Vierter Artikel. Das Ergötzen ist Regel und Richtschnur, gemäß welcher der Charakter des moralischen Guten oder schlechten bemessen wird.
a) Dies scheint nicht. Denn: I. „In jeder Seinsart ist Regel und Richtschnur das, was innerhalb derselben an erster Stelle steht,“ heißt es 10 Metaph. Das Ergötzen aber steht im Bereiche des Moralischen nicht an erster Stelle; denn es gehen ihm voran die Liebe und das Verlangen. Also. II. Regel und Richtschnur muß stets sich gleichförmig sein. Aus diesem Grunde „ist die am meisten gleichförmige Bewegung,“ schreibt Aristoteles (10. Metaph.), „die Regel und das Maß für alle Bewegungen.“ Die Ergötzungen aber sind vielgestaltig; denn die einen sind gut, die anderen schlecht. Also eignet sich das Ergötzen nicht zum Maße und zur Richtschnur im Moralischen. III. Umgekehrt ist das Gute oder Schlechte im Thätigsein Ursache des Guten oder Schlechten im Ergötzen. Denn „gut sind die Ergötzungen, welche guten Thätigkeiten folgen; und schlecht, die schlechtes Thätigsein begleiten,“ heißt es 10 Ethic. 5. Also da ein zuverlässiges Urteil über eine Wirkung lieber genommen wird aus der Ursache als umgekehrt, kann das Ergötzen keine Richtschnur abgeben für den Charakter des moralisch Guten oder Schlechten. Auf der anderen Seite sagt Augustin zu Ps. 7. Scrutans corda: „Das Ende der Sorge und des Denkens ist das Ergötzen, wozu jemand gelangen will.“ Und Aristoteles schreibt (7 Ethic. 11.): „Das Ergötzen ist das hauptsächliche, schließliche Ende; mit Rücksicht auf dasselbe bezeichnen wir schlechthin Jegliches, dieses nun als schlecht und jenes als gut.“
b) Ich antworte, „gut“ und „schlecht“ findet sich in leitender Weiseinnerhalb des Willens. Ob nun der Wille gut oder schlecht ist, kann man am besten aus dem Ende erkennen. Dies ist nämlich jenes Ende, wo der Wille schließlich ruht. Diese Ruhe aber ist eben das Ergötzen. Also gemäß dem Ergötzen wird der Mensch vorzugsweise als gut oder schlecht bezeichnet. Denn gut ist, wer in den Tugendwerken sein Vergnügen hat; schlecht, wer solches in schlechten sucht. Die Ergötzungen des sinnlichen Begehrens jedoch sind nicht die Richtschnur für das moralisch Gute und Schlechte. Denn die Speise, welche gemeinhin ergötzlich erscheint, ist dies gemäß dem sinnlichen Begehren, was sich gemeinhin auf Gutes oder Schlechtes richten kann. Der Wille der Tugendhaften freut sich deshalb daran, weil sie der Vernunft entspricht; während der Wille des Bösen sich darum nicht kümmert.

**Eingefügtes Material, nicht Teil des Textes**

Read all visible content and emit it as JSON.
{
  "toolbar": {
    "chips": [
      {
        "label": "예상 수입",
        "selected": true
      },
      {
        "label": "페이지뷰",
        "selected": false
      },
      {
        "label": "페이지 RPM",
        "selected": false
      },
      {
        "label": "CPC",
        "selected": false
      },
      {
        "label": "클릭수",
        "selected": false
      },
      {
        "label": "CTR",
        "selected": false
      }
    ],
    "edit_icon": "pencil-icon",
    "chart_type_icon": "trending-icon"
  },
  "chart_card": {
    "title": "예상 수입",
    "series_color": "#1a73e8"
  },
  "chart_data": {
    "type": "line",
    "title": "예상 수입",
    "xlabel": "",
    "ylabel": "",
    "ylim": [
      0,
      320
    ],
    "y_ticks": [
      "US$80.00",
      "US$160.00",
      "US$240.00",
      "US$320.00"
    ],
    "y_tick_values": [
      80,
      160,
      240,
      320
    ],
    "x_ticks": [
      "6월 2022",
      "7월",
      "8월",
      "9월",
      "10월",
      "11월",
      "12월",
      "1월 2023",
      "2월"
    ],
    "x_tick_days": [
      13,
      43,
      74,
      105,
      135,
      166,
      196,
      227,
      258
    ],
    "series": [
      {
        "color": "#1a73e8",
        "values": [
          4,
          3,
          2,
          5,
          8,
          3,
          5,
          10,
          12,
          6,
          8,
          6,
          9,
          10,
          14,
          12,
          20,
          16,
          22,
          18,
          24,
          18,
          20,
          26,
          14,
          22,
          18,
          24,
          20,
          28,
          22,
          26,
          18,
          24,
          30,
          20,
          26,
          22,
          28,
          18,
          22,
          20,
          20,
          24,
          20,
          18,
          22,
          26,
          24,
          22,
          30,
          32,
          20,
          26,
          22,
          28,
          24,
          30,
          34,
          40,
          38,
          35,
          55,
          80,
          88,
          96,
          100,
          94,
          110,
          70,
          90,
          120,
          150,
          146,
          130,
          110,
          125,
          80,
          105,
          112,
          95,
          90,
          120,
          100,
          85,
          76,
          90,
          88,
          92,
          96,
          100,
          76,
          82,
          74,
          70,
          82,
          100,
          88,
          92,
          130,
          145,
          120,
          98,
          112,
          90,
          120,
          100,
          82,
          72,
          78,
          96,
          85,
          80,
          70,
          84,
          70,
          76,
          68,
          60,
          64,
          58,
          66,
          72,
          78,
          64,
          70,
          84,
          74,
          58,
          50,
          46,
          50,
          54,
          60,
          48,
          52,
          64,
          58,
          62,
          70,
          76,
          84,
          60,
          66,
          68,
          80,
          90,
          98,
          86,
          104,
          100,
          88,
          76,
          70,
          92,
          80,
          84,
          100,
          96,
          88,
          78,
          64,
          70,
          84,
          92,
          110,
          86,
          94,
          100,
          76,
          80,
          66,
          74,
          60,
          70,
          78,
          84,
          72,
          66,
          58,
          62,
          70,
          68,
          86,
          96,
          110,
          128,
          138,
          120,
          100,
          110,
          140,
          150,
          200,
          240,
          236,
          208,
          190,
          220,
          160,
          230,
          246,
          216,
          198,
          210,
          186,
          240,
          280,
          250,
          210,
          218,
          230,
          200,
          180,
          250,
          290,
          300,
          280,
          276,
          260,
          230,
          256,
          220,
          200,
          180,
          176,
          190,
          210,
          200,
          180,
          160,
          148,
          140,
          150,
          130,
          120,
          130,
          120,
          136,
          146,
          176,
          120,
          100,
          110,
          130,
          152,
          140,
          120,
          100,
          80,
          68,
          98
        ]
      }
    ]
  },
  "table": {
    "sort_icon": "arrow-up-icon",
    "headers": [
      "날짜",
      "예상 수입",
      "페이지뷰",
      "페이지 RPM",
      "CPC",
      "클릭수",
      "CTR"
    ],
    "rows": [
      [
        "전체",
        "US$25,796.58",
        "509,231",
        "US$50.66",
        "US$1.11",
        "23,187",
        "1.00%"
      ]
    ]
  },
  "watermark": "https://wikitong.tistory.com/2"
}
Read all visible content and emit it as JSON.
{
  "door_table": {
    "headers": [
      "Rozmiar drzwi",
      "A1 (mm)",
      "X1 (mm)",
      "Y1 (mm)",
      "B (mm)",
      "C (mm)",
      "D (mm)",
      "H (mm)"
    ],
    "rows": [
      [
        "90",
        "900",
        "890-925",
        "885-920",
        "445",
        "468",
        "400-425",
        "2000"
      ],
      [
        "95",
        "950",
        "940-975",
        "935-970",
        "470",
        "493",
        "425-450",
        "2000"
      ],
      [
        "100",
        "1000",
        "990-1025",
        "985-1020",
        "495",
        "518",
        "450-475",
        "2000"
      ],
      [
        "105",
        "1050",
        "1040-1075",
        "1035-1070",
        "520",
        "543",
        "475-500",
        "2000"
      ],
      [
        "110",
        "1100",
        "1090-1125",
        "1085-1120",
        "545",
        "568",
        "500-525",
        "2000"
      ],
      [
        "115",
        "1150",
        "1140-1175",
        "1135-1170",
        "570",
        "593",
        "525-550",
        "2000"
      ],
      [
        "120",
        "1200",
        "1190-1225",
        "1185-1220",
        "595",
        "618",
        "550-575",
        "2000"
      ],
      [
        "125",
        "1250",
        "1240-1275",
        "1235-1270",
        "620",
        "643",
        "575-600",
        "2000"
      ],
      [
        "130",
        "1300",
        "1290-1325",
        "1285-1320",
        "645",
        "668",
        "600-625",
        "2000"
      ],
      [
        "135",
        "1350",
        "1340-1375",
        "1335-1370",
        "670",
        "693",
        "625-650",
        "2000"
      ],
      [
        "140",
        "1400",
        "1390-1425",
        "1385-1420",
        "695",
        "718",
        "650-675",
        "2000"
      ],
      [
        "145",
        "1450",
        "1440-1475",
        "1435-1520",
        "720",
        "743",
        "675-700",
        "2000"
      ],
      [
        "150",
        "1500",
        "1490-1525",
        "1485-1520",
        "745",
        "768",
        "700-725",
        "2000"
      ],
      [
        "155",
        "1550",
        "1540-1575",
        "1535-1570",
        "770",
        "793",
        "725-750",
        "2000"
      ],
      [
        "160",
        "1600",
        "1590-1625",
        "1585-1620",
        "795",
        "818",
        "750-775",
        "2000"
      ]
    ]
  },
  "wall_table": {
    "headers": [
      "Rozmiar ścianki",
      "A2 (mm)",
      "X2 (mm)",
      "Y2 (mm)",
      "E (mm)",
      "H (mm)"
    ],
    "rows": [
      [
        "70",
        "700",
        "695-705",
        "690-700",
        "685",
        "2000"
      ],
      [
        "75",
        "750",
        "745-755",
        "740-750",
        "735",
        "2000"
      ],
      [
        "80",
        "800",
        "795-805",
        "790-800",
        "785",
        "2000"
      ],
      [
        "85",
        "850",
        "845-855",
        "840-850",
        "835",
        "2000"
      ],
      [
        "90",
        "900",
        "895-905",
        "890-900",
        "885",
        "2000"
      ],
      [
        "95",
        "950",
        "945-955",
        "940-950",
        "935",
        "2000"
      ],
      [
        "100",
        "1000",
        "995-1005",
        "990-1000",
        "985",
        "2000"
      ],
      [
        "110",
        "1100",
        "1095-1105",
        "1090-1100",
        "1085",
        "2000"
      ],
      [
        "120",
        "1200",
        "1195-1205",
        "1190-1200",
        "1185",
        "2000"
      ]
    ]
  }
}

c)I. Das Ergötzen ist früher gemäß der Absicht, die für das Thätigsein den Charakter des Princips, also der treibenden Ursache hat; und eben vom Princip nimmt man am besten die Richtschnur; um zu urteilen. Liebe und Sehnsucht sind früher gemäß der Ausführung. II. Jedes Ergötzen ist darin mit allen anderen gleichförmig, daß es Ruhe in einem Gute bedeutet; und danach ist das Ergötzen Regel im Moralischen. Denn jener ist gut, dessen Wille ruht im wahren Gute; schlecht ist jener, dessen Wille ruht im Schlechten. III. Das Ergötzen vollendet in der Weise des Zweckes oder der Vollendung des Thätigsein. Also kann kein Wirken vollendet gut sein, wenn nicht das Ergötzen im Guten mit da ist. Denn die Güte einer Sache hängt ab vom letzten vollendenden Zwecke; und so ist die Güte im Ergötzen gleichsam Ursache für die Güte im Thätigsein.